We waited for the start of the Liverpool–Crystal Palace match in the Carlsberg Lounge – fitting, as the famous Danish beer brand has been a long-time sponsor of Liverpool F.C.
Six years ago, I attended a match in the executive lounge of Manchester United and saw firsthand how football is a serious industry in serious countries like the United Kingdom.
At Anfield, too, former Liverpool stars walked around the lounge, posing for photos with fans and chatting with them, while waiters served cold beer and hot meat pies at halftime.
The match ended in a 1–1 draw, which was enough for the home team to secure its place at the top of the Premier League table and claim the title of champions.
We decided to walk from the stadium back to the hotel – about an hour’s walk – moving through a sea of cheerful, celebrating supporters.
That might have been the end of this report, had it not been for the news that arrived a day later, while I was already on a flight from London to Yerevan for a conference. A driver had ploughed into a crowd of celebrating fans on the streets of Liverpool, causing a serious incident.

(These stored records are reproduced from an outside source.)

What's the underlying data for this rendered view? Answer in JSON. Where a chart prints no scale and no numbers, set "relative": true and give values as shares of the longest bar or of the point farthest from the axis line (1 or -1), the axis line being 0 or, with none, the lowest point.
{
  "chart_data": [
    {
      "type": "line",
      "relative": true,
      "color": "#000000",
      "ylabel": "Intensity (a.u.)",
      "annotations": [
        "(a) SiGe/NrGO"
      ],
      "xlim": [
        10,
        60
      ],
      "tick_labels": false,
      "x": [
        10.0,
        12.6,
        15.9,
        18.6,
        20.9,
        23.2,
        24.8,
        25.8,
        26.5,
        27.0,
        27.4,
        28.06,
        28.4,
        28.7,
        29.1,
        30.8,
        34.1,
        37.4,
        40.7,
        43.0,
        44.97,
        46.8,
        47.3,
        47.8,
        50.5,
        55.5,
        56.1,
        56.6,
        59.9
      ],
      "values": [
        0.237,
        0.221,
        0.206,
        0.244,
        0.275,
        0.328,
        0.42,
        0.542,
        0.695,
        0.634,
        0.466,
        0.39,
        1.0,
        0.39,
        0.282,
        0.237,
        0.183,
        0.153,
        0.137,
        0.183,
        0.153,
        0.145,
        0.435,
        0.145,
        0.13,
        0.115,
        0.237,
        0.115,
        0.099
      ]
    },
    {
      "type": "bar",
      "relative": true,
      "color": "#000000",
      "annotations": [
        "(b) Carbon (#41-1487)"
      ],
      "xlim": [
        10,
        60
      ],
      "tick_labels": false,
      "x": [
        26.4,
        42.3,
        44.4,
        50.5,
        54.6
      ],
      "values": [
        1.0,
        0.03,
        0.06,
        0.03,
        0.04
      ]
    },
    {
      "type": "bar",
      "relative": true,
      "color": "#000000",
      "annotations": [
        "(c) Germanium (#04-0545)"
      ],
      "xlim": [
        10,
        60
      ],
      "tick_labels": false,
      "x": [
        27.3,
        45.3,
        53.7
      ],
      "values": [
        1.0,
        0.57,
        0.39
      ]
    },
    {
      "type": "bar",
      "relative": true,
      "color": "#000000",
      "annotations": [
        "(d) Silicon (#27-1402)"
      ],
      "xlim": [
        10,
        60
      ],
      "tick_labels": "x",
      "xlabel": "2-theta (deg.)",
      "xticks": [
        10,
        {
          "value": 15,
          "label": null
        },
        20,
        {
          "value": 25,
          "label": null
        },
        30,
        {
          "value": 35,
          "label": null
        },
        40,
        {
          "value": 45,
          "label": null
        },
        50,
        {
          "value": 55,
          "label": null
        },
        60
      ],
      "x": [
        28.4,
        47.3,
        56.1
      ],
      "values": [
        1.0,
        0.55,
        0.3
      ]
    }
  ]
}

The incident occurred the day after the match, on Monday afternoon, when 53-year-old Paul Doyle drove his car into a crowd of people. Seventy-nine individuals were injured, including four seriously, among them a child. The wounded ranged in age from nine to 78. Doyle appeared in court in Liverpool today but did not enter a plea, according to British media reports. He has been charged with dangerous driving and six additional offences, including intentional infliction of grievous bodily harm. The charges relate to injuries sustained by two boys, two women, and two men.

More than 50 people received medical assistance on Monday, with seven requiring further treatment and remaining in the hospital. If found guilty, Doyle could face a maximum sentence of life imprisonment.
Police have stated that the incident is not being treated as terrorism, but the motive remains unclear.
“He’s not young, he’s white! British, born on the island. Admit it – that’s not what you were expecting?” read one comment on social media, alluding to the fact that many had likely assumed the driver would be a young man, a migrant, probably of Muslim faith.

Had Eleanor Rigby still been watching from her window, what would she have seen today? A man, white and from her own national and social group, ploughed his car into innocent people.
What kind of world do the “grandchildren of the Beatles” live in? And are we, perhaps, even more depressed and alone today than Eleanor Rigby and Father McKenzie were, back at the beginning of this story?